Mastodon - "The Hunter" (CD)
"The Hunter" track listing:
1. Black Tongue (3:26)
2. Curl of the Burl (3:40)
3. Blasteroid (2:35)
4. Stargasm (4:40)
5. Octopus Has No Friends (3:49)
6. All the Heavy Lifting (4:31)
7. The Hunter (5:18)
8. Dry Bone Valley (4:00)
9. Thickening (4:31)
10. Creature Lives (4:41)
11. Spectrelight (3:10)
12. Bedazzled Fingernails (3:08)
13. The Sparrow (5:32)
Reviewed by Dasher10 on September 29, 2011
After the sheer amount of positive press that “Crack the Skye” got, I never thought that I'd see Mastodon return to the sound of “Blood Mountain.” So for the second time in a row, I found myself having an uncomfortable knee-jerk reaction to a Mastodon album. Yet, “The Hunter” is still an amazing album; not nearly as heavy as “Blood Mountain,” but still a worthy addition to Mastodon's discography.
While returning to an older sound is a risk for any band, Mastodon manages to do it well by ensuring that “The Hunter” has enough subtle differences to set it apart from the band's earlier work. This is mainly with the more prevalent use of clean vocals and guitar solos, both of which seem to have more to do with the the band members progressing as musicians than an attempt to be more commercial. “The Hunter” really shows how Mastodon has grown as a band over the past decade. Troy Sanders now takes the mic just as much as Brent Hinds, who has now become an exceptional lead guitarist, and Brann Dailor delivers his most technical and unrestrained performance since “Leviathan.”
"The Hunter” takes a lot of risks. “The Hunter” is Mastodon's first real album since “Remission” to not follow any particular story.
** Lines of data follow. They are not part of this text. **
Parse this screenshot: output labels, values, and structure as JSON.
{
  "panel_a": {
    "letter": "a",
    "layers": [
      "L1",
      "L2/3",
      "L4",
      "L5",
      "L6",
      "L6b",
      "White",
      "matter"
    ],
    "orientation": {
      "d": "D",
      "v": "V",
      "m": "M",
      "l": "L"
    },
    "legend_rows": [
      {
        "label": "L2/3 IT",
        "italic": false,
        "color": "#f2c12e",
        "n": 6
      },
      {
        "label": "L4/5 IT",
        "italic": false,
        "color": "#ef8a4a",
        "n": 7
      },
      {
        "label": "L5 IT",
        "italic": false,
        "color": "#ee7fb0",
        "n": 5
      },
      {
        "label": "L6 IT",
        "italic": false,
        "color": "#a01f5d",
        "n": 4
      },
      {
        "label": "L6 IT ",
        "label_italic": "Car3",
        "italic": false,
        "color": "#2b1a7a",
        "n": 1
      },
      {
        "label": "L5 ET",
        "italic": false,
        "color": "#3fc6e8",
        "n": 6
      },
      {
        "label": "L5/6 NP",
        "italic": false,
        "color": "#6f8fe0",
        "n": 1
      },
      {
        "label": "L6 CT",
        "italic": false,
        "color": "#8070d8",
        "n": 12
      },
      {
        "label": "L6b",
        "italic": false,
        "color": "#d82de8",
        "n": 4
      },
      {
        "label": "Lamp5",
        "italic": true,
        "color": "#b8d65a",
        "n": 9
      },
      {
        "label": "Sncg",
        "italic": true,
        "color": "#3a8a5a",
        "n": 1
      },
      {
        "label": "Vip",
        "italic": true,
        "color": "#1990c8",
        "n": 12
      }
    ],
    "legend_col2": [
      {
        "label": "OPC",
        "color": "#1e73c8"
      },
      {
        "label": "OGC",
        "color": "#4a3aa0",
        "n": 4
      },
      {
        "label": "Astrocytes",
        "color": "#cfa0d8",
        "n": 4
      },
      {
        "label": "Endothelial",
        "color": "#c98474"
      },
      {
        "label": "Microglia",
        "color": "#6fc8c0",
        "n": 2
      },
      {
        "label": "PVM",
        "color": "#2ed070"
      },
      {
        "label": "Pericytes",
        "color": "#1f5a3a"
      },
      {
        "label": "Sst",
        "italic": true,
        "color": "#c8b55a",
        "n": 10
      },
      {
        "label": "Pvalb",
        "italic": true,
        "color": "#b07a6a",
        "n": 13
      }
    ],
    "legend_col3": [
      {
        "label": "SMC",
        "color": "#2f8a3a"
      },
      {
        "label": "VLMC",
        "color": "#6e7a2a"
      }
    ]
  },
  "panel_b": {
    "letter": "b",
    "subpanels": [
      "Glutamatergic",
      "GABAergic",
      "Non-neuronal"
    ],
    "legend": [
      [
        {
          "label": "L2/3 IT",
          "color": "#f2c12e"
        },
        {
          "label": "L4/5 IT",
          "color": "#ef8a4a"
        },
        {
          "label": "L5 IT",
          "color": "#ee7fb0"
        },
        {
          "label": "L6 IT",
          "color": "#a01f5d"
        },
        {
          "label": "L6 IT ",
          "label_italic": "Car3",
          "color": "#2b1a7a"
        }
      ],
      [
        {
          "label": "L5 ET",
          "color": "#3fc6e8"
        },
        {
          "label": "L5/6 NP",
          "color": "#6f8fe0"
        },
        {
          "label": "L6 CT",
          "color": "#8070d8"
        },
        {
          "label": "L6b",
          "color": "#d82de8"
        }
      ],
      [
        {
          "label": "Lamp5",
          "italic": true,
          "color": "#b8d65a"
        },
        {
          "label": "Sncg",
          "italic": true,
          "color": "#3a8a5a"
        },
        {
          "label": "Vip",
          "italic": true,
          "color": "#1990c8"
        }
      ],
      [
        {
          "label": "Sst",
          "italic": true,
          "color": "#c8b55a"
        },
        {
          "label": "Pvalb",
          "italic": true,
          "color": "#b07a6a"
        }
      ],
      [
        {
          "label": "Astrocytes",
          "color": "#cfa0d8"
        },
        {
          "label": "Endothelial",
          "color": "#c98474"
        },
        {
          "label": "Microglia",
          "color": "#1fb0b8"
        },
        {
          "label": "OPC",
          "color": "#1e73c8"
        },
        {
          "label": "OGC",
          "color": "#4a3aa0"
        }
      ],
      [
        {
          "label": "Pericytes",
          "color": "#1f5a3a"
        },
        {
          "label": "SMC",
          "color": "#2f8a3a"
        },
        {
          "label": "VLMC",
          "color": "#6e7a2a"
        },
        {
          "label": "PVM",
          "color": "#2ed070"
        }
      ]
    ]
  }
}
The songs are less progressive and follow more traditional song structures, while harsh vocals are used a lot less than on previous albums. Then again, if any band has earned a right to make these kinds of changes, it's Mastodon. The members have proven since 2002 that they can do no wrong no matter what they do, even if things are a bit simpler this time around.
Most bands can't write songs like “Dry Bone Valley” and “Curl of the Burl,” and even if they tried, metal fans would instantly decry the band as sellouts. The former isn't going to leave the band's setlist anytime soon, since it's on par with “Blood and Thunder” and “The Last Baron” in terms of Mastodon's most memorable songs. Moreover, the production lacks the same power that this kind of music needs and comes across as sounding a bit more like hard rock than metal at times due to the thin, clear sound.
For all that Mastodon have done right, that just makes the flaws much more painful. In particular, “Creature Lives,” which is Mastodon's disastrous attempt at light rock, is just as bad as it sounds. The song plods along, does nothing interesting and goes nowhere. While a handful of tracks on "Remission" were forgettable, “Creature Lives” is the first Mastodon song that I found intolerable to listen to, even if the other 12 songs are every bit as amazing as Mastodon's past material.
While “The Hunter” may not be the second coming of “Crack the Skye,” which is what everyone was expecting, it's still a great album in its own right, despite losing the progressive edge that Mastodon was known for in the past. After recording three of the best metal albums of all time in a row, there is absolutely nothing wrong with Mastodon deciding to chill out and write a simple, straightforward and accessible ass-kicker.
“The Hunter” is the sound of a band who set out to conquer the world post-victory and will certainly be one of the most controversial and talked-about albums of the year. Mastodon has earned the right to do whatever they want and they're going to take you along for the ride. While it's Mastodon's weakest album to date, that's not a criticism of “The Hunter,” but a sign of how high the bar was set for Mastodon. It's still a victory for the band, albeit a small, if not Pyrrhic, one.
Highs: Improved vocals and musicianship, some of the best songs that I've heard all year long regardless of genre, “Dry Bone Valley”
Lows: Not every song is a winner, production lacks power, completely abandons the sound of “Crack the Skye,” simple songwriting compared to previous albums
Bottom line: A baffling, yet welcome, return to form for Mastodon.